By Luciana Magalhaes
SAO PAULO (Reuters) – Canadian asset manager Brookfield is exiting the shopping mall sector in Brazil to concentrate its local real estate holdings in offices, apartment buildings and logistics, three people familiar with the matter told Reuters.
Earlier this year, Brookfield sold its controlling stake in Rio de Janeiro’s Shopping Rio Sul and is now seeking buyers for its majority stakes in two São Paulo malls, Patio Paulista and Patio Higienópolis.
Brookfield aims to raise around 3 billion reais ($534 million) from the sales, said one of the sources, who requested anonymity to discuss negotiations. The goal is to complete both – together or separately – by early 2025, a second source said.
Brookfield has hired investment banks Bradesco BBI and BTG Pactual to conduct the sales. The planned sales were first reported by business news website Brazil Journal.
Brookfield and Bradesco BBI declined to comment. BTG Pactual did not reply to a request for comment.
Brookfield, with approximately $1 trillion in assets in over 30 countries, has its origins in a utility company founded in 1899 in São Paulo.
The asset management firm is still present in several Brazilian sectors, including renewable power, infrastructure, private equity and real estate, with close to 200 billion reais under management locally.
Brookfield’s largest real estate holdings in Brazil are in corporate office, but it has invested recently in logistics parks, supported by booming e-commerce, and apartment rentals, which have expanded amid high financing costs for home purchases, according to a company prospectus.

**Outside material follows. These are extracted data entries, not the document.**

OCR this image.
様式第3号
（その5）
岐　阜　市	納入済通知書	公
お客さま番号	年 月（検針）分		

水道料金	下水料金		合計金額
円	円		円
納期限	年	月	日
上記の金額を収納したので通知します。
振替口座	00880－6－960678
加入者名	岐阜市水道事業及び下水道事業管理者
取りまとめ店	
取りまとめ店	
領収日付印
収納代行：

The firm has invested since the 1980s in Brazilian malls, which have rebounded quickly from pandemic-era restrictions.
While online retail has battered the mall sector in some countries, Brazilian malls continue to attract shoppers as a safe, family-friendly destination in a country with long-standing public security issues, said Tadeu Masano, a retail consultant and former professor at Fundação Getúlio Vargas.
Brookfield decided to sell its Rio de Janeiro and São Paulo malls because it considers that both investments are now mature, according to the first two sources.